HIS-Data
Home | Suche
Zedler: Unmöglich HIS-Data
5028-49-1885-5
Titel: Unmöglich
Quelle: Zedler Universal-Lexicon
Band: 49 Sp. 1885
Jahr: 1746
Originaltext: Digitalisat BSB Bd. 49 S. 958
Vorheriger Artikel: Unmittelbare Zusammenwachsung der Knochen
Folgender Artikel: Unmöglich (dem Gesetz)
Siehe auch:
Hinweise:

  Text Quellenangaben
  Unmöglich, Lat. Impossibile, ist, was sich selbst wiederspricht.  
  Es wird eingetheilet in das, was unmöglich ist in seinem esse, und in fieri.  
  Das unmögliche im esse involvirt einen Wiederspruch an sich selbst, in Ansehung seiner Existentz als etwas das zugleich ist, und nicht ist z.E. ein höltzerner GOtt, ein strohernes Eisen, ein viereckigter Circul.  
  Das unmögliche hingegen in fieri involvirt einen Wiederspruch in Absicht auf die ihm zugetheilte Grund-Ursache: und ist wiederum entweder schlechterdings oder auf gewisse Massen (vel simpliciter vel secundum quid) unmöglich.  
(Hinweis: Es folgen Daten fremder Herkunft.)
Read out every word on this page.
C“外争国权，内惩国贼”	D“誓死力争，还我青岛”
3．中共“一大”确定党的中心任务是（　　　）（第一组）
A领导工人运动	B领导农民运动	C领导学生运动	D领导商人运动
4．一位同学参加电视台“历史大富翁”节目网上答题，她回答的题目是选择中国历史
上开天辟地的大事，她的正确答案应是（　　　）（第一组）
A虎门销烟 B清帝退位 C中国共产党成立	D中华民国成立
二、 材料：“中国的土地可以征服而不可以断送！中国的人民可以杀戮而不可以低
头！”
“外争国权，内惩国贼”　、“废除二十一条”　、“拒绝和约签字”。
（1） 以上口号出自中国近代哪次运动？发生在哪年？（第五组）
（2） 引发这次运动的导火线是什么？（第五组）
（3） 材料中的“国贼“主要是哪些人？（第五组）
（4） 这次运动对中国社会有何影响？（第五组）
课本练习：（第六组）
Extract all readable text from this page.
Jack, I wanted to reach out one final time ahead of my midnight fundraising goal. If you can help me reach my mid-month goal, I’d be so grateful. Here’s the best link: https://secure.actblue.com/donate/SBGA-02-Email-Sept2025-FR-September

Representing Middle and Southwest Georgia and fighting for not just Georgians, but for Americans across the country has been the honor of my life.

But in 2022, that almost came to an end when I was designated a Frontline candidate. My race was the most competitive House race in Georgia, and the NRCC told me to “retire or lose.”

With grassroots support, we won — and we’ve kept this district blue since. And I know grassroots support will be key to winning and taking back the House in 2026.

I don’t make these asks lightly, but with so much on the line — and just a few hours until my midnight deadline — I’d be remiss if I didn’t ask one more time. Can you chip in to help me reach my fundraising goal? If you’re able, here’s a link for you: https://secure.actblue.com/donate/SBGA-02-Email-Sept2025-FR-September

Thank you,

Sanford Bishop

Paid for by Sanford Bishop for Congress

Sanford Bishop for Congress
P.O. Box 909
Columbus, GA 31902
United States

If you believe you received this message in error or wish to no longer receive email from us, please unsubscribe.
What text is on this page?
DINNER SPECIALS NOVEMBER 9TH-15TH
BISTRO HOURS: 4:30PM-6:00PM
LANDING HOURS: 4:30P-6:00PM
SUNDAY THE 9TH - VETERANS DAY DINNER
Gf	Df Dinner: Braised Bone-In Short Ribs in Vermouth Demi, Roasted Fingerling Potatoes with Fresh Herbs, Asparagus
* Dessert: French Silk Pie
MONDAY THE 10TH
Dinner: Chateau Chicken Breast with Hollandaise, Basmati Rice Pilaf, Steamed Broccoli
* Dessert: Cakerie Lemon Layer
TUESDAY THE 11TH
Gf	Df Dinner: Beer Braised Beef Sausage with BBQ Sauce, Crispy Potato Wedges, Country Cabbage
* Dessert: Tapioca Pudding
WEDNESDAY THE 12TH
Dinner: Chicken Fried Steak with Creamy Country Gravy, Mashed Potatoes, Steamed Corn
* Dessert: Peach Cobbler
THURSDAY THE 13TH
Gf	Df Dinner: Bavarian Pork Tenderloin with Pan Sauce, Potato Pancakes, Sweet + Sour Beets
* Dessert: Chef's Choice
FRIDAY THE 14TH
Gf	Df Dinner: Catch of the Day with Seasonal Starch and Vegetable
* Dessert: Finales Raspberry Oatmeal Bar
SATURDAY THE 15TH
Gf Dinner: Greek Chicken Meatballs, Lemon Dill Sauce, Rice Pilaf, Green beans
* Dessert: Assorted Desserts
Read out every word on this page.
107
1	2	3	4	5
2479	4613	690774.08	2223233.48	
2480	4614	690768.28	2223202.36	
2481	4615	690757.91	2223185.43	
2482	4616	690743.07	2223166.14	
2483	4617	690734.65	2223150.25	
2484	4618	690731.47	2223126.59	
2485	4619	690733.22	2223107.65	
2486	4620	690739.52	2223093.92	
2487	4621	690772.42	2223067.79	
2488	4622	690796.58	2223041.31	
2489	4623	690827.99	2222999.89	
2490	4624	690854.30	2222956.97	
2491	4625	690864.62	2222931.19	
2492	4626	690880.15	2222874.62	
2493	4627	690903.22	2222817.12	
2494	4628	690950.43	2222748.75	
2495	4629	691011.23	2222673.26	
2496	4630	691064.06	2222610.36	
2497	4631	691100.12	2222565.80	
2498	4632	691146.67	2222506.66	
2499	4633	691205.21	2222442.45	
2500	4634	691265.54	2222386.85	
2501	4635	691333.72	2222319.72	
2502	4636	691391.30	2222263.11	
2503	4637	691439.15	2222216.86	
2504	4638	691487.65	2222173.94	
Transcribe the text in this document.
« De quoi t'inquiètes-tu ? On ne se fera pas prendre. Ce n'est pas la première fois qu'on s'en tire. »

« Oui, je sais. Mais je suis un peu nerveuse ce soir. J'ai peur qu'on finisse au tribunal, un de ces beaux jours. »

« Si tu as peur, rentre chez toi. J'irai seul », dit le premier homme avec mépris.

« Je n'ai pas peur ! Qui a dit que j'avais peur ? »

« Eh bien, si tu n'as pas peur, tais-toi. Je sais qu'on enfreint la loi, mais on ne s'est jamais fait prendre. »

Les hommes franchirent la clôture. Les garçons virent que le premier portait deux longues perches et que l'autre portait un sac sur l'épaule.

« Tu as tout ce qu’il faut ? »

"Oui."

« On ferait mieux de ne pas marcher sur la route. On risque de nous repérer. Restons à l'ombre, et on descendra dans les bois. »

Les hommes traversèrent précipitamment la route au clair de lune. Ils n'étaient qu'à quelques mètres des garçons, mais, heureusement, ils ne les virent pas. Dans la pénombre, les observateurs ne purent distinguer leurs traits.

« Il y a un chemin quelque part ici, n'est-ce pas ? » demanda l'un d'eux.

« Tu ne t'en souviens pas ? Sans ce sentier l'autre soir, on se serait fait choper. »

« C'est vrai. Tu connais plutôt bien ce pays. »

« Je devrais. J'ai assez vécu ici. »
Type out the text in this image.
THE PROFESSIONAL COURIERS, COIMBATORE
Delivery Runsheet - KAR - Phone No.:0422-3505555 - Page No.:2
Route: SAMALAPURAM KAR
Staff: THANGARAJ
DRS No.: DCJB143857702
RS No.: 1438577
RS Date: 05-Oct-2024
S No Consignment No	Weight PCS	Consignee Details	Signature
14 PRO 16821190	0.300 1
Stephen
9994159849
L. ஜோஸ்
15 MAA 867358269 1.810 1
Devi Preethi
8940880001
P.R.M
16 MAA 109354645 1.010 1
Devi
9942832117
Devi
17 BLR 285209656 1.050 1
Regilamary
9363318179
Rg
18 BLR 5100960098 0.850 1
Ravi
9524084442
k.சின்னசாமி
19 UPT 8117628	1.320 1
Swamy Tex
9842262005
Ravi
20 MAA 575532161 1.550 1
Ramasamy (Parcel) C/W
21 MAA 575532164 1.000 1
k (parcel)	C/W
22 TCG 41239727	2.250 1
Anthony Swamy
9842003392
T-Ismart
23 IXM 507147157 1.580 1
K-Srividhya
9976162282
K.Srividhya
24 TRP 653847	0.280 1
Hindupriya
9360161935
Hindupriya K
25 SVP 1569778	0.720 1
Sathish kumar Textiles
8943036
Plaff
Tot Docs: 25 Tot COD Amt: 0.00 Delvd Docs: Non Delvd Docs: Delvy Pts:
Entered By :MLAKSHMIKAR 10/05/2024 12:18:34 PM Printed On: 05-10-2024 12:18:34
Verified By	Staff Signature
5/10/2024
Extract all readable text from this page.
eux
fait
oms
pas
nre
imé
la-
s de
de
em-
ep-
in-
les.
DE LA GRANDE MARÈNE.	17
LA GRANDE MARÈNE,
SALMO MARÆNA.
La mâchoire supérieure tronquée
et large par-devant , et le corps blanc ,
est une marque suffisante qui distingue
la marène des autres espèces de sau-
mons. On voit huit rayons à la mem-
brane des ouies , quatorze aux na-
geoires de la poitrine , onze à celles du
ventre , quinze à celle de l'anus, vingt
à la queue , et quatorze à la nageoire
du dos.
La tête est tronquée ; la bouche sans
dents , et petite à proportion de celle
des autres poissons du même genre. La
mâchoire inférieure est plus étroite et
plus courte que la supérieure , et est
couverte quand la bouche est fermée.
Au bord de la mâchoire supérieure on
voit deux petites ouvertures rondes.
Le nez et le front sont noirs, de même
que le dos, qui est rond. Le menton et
  Schlechterdings oder simpliciter unmöglich ist das, was, daß es geschehe, mit den Kräfften der Ursache, von welcher es herrühren soll, auf alle Art und Weise einen Wiederspruch involvirt. Also ist z.E. unmöglich, daß GOtt lüge oder sterbe.  
  Auf gewisse massen oder secundum quid unmöglich hingegen ist, was nur mit gewissen Kräfften seiner Ursache einen Wiederspruch involvirt: und zwar wiederum nur mit den Physicalischen Kräfften derselben, welches physice unmöglich heisset, z.E. daß eine Jungfrau gebäre, daß ein Eisen auf dem Wasser schwimme, daß ein Mensch in glüenden Feuer-Ofen nicht verbrenne; Oder nur mit den Moralischen Kräfften derselben, welches unmögliche moraliter unmöglich heisset, z.E. daß nach dem Sünden-Fall alle Menschen vollkommen tugendhafft leben, daß viele Reiche in das Reich GOttes kommen solten, u.s.w.  
  Der Nutzen dieser Eintheilung des unmöglichen zeiget sich fürnehmlich in der von den Schul-Weisen aufgeworffenen Frage: ob GOtt auch unmögliche Dinge d.i. solche, die einen Wiederspruch involviren, könne? Die Frage ist zwar an sich selbst ziemlich verwegen: denn wir Menschen sollen uns fleißiger bekümmern um das, was GOtt wolle, als um das, was er könne. Doch geben uns die angeführten Eintheilungen folgende Gedancken hiervon an die Hand.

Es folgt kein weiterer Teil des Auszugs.